Many older couples getting divorced worry about who will get to keep the house. However, older individuals getting divorced should be more concerned with dividing their retirement plans.
Divorce can have a significant impact on a couple’s retirement plans and property division negotiations. This is because each individual has to try and save on their own, which can be difficult on a single income, especially if one spouse was not previously working.
It is important for divorced individuals to plan for their retirement as soon as possible after their divorce to make sure they are creating a successful financial future for themselves. Unfortunately, many divorced people have a difficult time saving for retirement.
A survey by ING found that divorced people on average have $10,000 less in their retirement savings compared to the average married person. What’s worse is that the survey reported that the divorced individuals were roughly five years older than the married individuals, showing that it is harder for divorced people to save as much money.
This information can serve as a wake-up call to recently divorced individuals. While divorced people may have a harder time saving as much money in their retirement accounts, there are steps they can take to rebuild their retirement plans.

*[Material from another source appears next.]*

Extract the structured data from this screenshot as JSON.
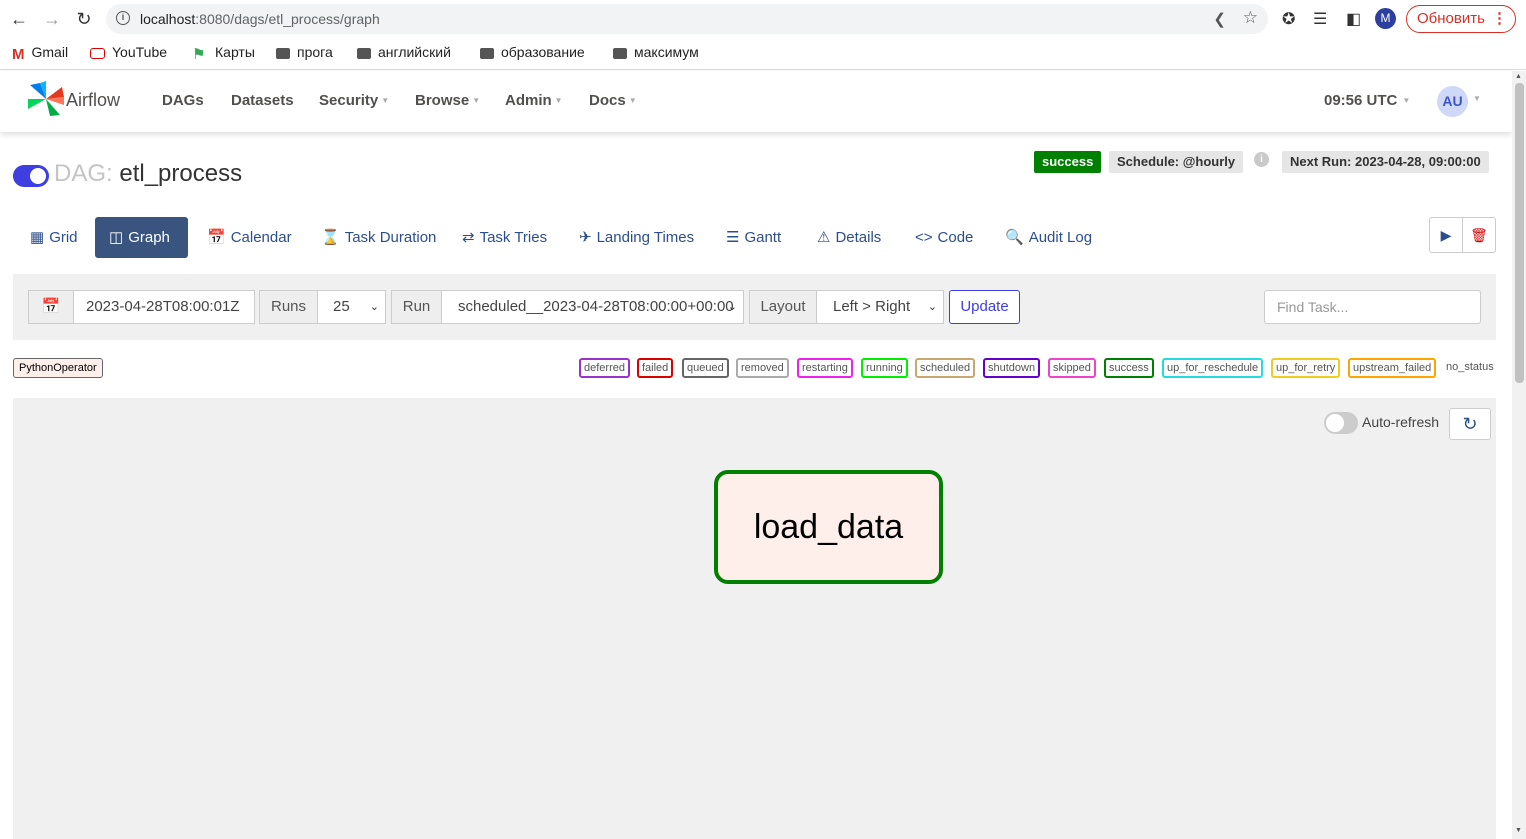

It is may be in an individual’s best interests to go after the retirement accounts instead of the family home during divorce negotiations. Owning a home on your own can be much more difficult on a single income so it may be wise to negotiate the home to try and get more retirement assets during the settlement. This can help set up a new retirement plan that will help you in the long run.
Recently divorced individuals should consult a financial planner as well as their divorce attorney when discussing negotiation tactics during their divorce.